Der Dableiber
Wo soll man anfangen am Ende dieses selbst für seine Verhältnisse außergewöhnlich wendungsreichen Jahres? Vielleicht damit, dass Horst Seehofer noch im Amt ist. Genau genommen sogar in zwei Ämtern. Der 69-Jährige entwöhnt sich eben nur langsam von der Droge namens Macht. Klar, im Januar läuft seine Zeit als CSU-Chef ab. Aber Bundesinnenminister gedenkt er zu bleiben. Dabei war er doch eigentlich längst zurückgetreten. An einem heißen Sommerabend im Juli spielte der Bayer die Deutschen schwindlig wie Franz Beckenbauer zu seinen besten Zeiten. Sein Rücktritt von der angedrohten Rücktrittsankündigung ließ selbst die versiertesten Seehofer-Versteher ratlos zurück.
„Psycho“titelte eine Zeitung damals recht bösartig und die Kanzlerin reagierte mit dem Achselzucken einer Lebensabschnittsgefährtin, die nichts mehr aus der Ruhe bringen kann. Jedenfalls schien es nur noch eine Frage der Zeit, wann es Zeit würde, sich mehr Zeit für die heimische Modelleisenbahn in Ingolstadt-Gerolfing zu nehmen. Einer ohne Zweifel beeindruckenden Karriere drohte ein deprimierend würdeloses Ende. Aber – wie so oft im politischen Leben dieses Mannes – kam alles ganz anders.
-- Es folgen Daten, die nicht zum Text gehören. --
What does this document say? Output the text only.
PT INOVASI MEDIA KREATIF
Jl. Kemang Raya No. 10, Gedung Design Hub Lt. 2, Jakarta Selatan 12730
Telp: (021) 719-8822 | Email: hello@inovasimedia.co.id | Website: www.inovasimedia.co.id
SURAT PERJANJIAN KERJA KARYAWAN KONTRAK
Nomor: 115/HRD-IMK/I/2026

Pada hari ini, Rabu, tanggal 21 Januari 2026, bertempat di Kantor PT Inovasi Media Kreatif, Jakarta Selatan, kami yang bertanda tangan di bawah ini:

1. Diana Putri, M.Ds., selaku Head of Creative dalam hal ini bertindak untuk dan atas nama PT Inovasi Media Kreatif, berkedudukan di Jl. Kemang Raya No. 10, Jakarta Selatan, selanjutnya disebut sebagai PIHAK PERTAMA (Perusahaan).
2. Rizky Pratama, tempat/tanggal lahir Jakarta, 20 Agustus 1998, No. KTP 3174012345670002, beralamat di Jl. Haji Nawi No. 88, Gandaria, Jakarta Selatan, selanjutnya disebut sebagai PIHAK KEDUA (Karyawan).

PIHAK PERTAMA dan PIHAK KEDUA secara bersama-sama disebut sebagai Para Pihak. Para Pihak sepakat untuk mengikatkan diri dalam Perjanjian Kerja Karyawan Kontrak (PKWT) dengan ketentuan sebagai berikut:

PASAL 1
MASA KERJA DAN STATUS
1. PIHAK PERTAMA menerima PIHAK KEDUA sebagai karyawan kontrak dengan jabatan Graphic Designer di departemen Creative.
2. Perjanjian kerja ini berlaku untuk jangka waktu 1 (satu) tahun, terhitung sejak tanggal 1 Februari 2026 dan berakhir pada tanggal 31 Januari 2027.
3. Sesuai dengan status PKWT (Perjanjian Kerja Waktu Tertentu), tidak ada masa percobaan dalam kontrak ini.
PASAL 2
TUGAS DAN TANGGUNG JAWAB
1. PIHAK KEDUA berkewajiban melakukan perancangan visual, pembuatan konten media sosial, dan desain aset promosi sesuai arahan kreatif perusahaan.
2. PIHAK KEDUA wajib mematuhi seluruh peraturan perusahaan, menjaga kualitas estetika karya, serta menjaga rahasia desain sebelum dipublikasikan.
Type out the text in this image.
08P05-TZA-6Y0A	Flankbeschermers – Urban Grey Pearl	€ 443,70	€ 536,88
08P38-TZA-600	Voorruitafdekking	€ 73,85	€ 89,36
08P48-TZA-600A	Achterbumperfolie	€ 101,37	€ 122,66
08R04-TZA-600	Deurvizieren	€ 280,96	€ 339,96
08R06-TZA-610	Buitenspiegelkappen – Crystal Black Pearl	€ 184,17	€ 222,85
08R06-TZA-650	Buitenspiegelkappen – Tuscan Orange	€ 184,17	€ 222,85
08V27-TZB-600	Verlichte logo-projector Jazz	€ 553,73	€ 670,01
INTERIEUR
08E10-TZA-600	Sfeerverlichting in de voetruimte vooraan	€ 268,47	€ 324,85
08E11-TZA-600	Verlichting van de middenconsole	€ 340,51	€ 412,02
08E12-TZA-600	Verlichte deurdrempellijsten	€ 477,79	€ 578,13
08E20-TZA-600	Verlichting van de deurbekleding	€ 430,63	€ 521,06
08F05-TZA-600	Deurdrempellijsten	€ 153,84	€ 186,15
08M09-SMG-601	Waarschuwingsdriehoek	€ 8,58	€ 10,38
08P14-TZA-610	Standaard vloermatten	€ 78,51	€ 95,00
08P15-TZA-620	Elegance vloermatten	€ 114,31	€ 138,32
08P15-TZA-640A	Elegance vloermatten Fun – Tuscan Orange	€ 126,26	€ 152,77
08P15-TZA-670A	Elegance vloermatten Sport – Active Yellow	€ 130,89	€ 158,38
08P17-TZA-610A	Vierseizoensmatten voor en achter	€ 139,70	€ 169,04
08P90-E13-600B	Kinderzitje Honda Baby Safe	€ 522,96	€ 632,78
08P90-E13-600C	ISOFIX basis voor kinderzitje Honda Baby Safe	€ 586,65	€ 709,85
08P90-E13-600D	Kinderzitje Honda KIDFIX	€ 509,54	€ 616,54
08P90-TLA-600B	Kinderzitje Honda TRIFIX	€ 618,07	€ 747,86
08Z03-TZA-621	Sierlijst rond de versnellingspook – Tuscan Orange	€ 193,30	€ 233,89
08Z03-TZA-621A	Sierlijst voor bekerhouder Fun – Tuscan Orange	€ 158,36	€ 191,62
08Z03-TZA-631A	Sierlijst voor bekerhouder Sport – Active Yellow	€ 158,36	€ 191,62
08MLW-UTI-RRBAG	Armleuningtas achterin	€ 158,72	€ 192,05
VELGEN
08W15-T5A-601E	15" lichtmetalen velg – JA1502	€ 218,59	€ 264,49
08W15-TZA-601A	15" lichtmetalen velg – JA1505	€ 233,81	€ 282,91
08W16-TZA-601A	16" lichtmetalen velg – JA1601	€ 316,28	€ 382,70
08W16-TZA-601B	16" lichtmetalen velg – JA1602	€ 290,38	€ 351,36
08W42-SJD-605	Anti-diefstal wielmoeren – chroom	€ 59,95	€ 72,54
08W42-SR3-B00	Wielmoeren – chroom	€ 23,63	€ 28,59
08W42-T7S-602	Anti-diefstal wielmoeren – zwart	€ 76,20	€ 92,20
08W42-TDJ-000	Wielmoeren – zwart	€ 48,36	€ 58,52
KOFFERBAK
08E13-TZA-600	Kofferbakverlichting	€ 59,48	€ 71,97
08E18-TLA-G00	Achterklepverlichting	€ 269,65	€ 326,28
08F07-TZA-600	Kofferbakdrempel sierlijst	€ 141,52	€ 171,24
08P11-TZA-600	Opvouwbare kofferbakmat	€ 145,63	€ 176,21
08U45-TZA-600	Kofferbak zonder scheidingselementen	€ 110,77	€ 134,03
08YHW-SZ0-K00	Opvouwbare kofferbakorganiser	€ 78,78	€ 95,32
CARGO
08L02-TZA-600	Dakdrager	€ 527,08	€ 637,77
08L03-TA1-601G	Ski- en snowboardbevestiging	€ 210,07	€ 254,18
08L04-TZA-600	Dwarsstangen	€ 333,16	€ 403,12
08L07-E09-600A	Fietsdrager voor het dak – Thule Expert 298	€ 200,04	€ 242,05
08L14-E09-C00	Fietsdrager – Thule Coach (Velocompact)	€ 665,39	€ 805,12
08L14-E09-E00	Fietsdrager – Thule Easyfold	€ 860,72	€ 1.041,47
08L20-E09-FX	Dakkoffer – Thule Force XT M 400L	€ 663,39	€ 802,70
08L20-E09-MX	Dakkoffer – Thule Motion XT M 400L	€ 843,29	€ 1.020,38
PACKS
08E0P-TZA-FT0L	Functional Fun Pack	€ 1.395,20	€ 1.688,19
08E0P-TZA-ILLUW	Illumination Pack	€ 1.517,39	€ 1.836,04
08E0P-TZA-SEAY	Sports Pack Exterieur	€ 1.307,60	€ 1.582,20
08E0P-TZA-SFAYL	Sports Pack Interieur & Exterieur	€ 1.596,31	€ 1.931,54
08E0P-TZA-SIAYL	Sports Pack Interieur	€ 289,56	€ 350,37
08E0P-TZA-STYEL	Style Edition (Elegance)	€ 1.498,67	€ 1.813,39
„Ich habe ein großes Werk zu verrichten“, sagt Seehofer über seine Pläne fürs neue Jahr. Und so kurios das klingen mag: Man nimmt ihm irgendwie ab, dass er das genau so meint. Wir sind ehrlich gesagt ganz froh, dass uns Horst Seehofer noch ein bisschen erhalten bleibt. Schließlich gehört er quasi zum Stammpersonal unseres Jahresrückblicks. Da müssen sich die Söders, Webers und Aigners schon noch ein bisschen mehr einfallen lassen, wenn sie eines Tages diesen Platz füllen wollen. Bis dahin gilt: Solange er nicht weg ist, ist er da. Wir halten ihm sicherheitshalber mal ein Plätzchen für den Rückblick auf 2019 frei.